Pur nelle sue modeste disponibilità aveva un innato senso delle possibilità illimitate che, probabilmente gli derivava proprio dal fatto che a Milano tutto è possibile. Soleva ripetere che “basta organizzarsi bene e prima o poi i risultati arrivano”, e, oltre a possedere una grande capacità organizzativa, aveva anche un grande senso di rispetto delle regole.
Insomma, pur se entrato in contatto con mentalità e visioni diverse da quelle ereditate dai genitori e dalla sua terra, era sempre rimasto vivo in lui il senso della fiducia nel potere della ragione umana sulla cattiva sorte.
E, anche nel suo eloquio fluente, nella sua non comune abilità di scrivere, e nella sua grande capacità ironica, indotta sicuramente dal senso di libertà respirato a Milano, emergeva quella “marcia in più” che lo rendeva diverso, unico. “La libertà comincia dall'ironia” – ripeteva spesso Renato, ricordando un principio espresso da Victor Hugo. E lo diceva soprattutto quando si imbatteva in persone più inclini all’autoflagellazione e al pessimismo piuttosto che al desiderio di libertà e di emancipazione.

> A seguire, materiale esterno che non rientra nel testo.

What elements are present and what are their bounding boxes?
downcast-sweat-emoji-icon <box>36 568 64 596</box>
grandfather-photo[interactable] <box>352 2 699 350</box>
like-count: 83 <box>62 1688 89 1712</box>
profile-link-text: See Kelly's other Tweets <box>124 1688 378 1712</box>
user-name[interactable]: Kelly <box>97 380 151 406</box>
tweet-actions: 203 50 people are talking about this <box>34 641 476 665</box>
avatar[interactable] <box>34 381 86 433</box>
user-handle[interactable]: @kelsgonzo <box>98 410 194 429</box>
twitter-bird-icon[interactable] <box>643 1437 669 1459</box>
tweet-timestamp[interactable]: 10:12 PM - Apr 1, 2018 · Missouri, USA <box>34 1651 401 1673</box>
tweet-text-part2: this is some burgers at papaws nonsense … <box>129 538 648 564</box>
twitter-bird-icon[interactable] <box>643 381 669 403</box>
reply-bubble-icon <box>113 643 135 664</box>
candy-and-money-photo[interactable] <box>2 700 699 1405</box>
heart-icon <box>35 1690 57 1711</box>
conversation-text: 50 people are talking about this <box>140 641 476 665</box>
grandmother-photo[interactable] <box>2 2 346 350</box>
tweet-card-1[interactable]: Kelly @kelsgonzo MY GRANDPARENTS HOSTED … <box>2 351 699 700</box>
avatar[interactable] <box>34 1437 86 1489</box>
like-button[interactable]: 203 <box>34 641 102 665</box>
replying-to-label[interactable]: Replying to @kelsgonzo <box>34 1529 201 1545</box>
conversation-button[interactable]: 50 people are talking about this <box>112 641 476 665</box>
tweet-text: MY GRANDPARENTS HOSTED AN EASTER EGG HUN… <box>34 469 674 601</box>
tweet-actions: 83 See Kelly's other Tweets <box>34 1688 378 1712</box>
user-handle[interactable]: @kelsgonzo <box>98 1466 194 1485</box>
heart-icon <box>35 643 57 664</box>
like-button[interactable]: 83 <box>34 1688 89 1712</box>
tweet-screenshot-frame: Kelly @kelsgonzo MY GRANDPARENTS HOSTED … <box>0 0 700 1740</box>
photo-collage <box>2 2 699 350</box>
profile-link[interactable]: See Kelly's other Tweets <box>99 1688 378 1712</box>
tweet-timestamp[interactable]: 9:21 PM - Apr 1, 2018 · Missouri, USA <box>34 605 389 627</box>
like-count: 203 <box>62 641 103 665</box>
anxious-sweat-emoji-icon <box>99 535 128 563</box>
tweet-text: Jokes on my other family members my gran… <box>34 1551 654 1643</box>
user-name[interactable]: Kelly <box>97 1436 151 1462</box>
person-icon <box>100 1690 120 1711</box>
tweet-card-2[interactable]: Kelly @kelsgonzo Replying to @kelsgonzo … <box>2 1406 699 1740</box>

Ecco, tutta questa sua milanesità, di cui comunque era orgoglioso, a volte, anziché premiarlo, nell’ambiente di lavoro induceva, in particolare nei superiori (di grado e di… cultura), una sorta di imbarazzante rifiuto delle sue capacità.
Ma Renato, pur senza nascondere la sua frustrazione e la sua sofferenza, alla fine riusciva sempre ad ironizzare, magari facendo appello ad un invito a non prendersela. “Tiremm innanz!”
Insomma, chi lo ha conosciuto bene, lo ha apprezzato e stimato profondamente e, per contro, Renato – pur nella sua modestia - ha saputo contraccambiare la sua città, facendosi delegato e rappresentate dei caratteri e degli aspetti tipici della milanesità.